As Wyatt was about to turn away, he saw something large glide through the dark water below, a phantasm as pale as the corpse of a leviathan from which death had bleached all color. It entered under the lakeside garage-style roll-up door, at least twice as large as a man, a torpedo shape broader at the front than at the rear. The creature was too quick and too distorted by the roiled water to allow Wyatt to discern identifying detail. The thing disappeared under the Duffy. In its wake, displaced water sloshed against the big door, rattling it in its tracks, and the boat wallowed gently.

Wyatt stood transfixed, waiting for the intruder to swim out from beneath the vessel. The water quieted and became as still as it had been before this apparition, and the thing did not reappear.

Here at the end of the dock, the lake wasn’t nearly as deep as it was farther from shore, maybe eight or ten feet. But the Duffy had a draw of perhaps only two feet, which left plenty of clearance for whatever had positioned itself beneath the boat.

In a body of fresh water as large as this lake, no fish existed as big as the thing that Wyatt had seen. No sharks. No manta rays. Just bass, maybe trout. When a fisherman hooked something here, he would expect to reel it in with little effort. The thing under the Duffy would snap an eighty-pound line as if it were spider silk.

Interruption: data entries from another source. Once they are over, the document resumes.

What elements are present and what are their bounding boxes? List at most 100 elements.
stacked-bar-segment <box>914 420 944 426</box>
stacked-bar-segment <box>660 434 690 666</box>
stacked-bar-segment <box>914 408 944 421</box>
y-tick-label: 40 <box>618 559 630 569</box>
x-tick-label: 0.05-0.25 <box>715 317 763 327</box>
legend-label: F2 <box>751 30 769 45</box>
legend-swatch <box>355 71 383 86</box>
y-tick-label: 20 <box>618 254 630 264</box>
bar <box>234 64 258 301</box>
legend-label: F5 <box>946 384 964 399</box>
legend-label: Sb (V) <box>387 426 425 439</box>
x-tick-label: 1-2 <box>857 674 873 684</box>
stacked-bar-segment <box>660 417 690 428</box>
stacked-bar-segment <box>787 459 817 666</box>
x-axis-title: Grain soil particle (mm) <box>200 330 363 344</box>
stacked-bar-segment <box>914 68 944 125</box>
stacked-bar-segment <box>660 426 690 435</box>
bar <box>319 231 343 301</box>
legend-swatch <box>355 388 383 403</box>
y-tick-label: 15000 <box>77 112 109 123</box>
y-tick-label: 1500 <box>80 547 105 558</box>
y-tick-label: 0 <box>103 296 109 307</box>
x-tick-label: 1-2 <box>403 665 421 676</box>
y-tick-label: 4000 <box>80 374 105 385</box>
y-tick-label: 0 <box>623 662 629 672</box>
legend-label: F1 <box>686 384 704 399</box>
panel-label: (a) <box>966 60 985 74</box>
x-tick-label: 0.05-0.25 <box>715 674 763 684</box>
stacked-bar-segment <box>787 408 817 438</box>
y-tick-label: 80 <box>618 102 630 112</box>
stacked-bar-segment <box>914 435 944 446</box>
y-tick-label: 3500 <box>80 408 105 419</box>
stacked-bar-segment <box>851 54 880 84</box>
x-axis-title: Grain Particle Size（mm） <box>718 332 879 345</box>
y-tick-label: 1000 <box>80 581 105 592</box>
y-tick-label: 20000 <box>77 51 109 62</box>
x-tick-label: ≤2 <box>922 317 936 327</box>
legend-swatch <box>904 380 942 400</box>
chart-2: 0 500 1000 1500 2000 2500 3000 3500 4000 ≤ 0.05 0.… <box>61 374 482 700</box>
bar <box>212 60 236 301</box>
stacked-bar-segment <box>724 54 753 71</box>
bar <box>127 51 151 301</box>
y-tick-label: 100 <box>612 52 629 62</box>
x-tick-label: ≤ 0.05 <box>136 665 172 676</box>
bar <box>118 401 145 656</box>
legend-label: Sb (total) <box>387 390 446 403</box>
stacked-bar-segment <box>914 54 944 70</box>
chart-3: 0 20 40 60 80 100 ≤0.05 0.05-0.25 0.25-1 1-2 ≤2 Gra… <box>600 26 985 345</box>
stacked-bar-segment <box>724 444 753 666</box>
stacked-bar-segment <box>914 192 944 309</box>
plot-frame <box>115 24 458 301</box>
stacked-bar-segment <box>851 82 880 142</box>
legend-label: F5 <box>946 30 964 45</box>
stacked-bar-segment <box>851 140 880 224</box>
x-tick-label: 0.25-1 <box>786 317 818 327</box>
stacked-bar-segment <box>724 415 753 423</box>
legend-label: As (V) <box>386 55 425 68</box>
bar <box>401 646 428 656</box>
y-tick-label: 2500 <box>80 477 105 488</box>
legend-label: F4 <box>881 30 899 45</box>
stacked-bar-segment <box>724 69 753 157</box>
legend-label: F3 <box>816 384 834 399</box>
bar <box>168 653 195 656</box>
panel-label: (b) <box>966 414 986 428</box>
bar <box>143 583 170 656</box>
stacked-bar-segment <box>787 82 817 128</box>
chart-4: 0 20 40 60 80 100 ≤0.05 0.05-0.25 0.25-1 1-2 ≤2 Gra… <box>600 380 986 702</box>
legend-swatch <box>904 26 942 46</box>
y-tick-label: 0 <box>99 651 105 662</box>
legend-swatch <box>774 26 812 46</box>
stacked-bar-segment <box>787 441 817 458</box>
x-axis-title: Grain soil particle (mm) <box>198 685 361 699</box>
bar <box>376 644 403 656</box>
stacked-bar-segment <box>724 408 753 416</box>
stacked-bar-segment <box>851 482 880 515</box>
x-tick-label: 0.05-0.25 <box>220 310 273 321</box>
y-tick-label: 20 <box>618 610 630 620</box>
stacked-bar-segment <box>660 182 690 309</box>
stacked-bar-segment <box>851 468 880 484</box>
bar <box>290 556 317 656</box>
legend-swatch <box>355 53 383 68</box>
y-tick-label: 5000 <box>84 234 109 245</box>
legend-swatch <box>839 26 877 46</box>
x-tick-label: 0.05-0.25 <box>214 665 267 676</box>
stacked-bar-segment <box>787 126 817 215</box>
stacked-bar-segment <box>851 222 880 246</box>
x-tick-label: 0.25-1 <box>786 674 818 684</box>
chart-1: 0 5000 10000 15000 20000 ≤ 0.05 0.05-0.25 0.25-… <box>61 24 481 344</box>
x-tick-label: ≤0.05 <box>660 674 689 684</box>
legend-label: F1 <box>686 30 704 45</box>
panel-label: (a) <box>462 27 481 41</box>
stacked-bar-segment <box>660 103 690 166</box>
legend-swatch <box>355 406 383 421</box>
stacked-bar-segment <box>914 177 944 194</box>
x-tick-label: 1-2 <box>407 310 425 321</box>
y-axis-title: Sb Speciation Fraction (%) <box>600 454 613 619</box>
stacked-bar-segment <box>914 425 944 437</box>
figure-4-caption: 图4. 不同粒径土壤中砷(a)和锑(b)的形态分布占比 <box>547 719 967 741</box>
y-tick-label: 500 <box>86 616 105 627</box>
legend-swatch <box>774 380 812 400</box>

When you endeavored to put your larcenous parents in prison, especially knowing they were capable of murder, you didn’t back away from a situation like this, or from anything. Whatever waited under the Duffy must be some kind of aquatic animal, and no damn fish could harm you—not a shark, not a piranha—unless you got into the water with it.

He descended the gangway to the teak deck. The port side of the Duffy was snugged against the built-in fenders on the slip, so that he could not see under the vessel. The boathouse offered two berths within the single U-shaped slip. He walked around the bow of the Duffy, to the farther finger of teak, beyond the empty berth.

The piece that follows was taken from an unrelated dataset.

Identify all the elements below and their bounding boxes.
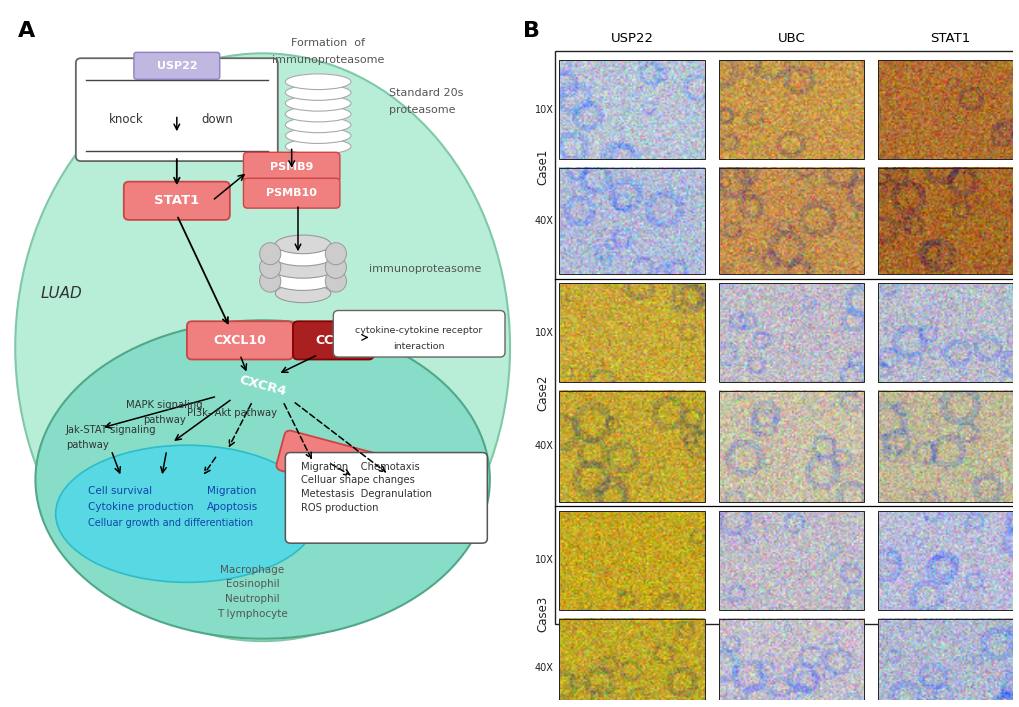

From there he could see under the starboard flank of the Duffy, where something floated in the murk, ghostly pale. It appeared to be about ten feet long, but he couldn’t see anything significant of it, perhaps because the water here was deeper than he had thought. The dorsal surface of the creature had been pale when he’d seen the thing glide in from the lake, under the door, though all of the fish that he’d ever seen were pale on the ventral plane, not the dorsal—on their bellies, not their backs.

If this was a fish, surely it couldn’t remain still beneath the boat. It would need to move continuously in order to siphon oxygen from the water streaming through its gills. Yet there it floated like some immense seaweed bladder.

The light from the high windows did not fall directly on the water, which darkled into its depths. To get a better angle of view on the creature under the Duffy, Wyatt dropped onto one knee and craned his head forward, squinting with the hope of glimpsing some detail that would begin to define the beast.

The thing appeared to spasm, to dim and then brighten as if it might be vaguely phosphorescent, as were some creatures of the sea, and then it rolled in place.

This movement, seemingly timed to his attempt to gain a closer look at the thing, suggested its visit to the boathouse simultaneous with his inspection of the place was no coincidence. It was here because of him, for a reason he could not at once comprehend.

Abruptly, the thing breached under the Duffy, slamming it hard against the slip finger and boosting it more than a foot. The hull squealed against the rubber fenders. The taut belaying line thrummed a bass note, and the boat fell back into place, wallowing violently.

A wave washed across the empty berth and slopped onto the teak where Wyatt knelt. He quickly got to his feet and warily backed away, as the water clouded with bestirred silt.

The creature breached again, with greater power than before, still hidden by the boat that it heaved on its back. The Duffy rattled, twanged, thudded against the fenders.

The floating slip rolled under Wyatt. He staggered, regained his balance, and realized that the thing’s intention might be to pitch him into the water.

He hurried along the wet planking. He would have to get past the Duffy and around its port side to reach the gangway that led up to the main floor of the boathouse.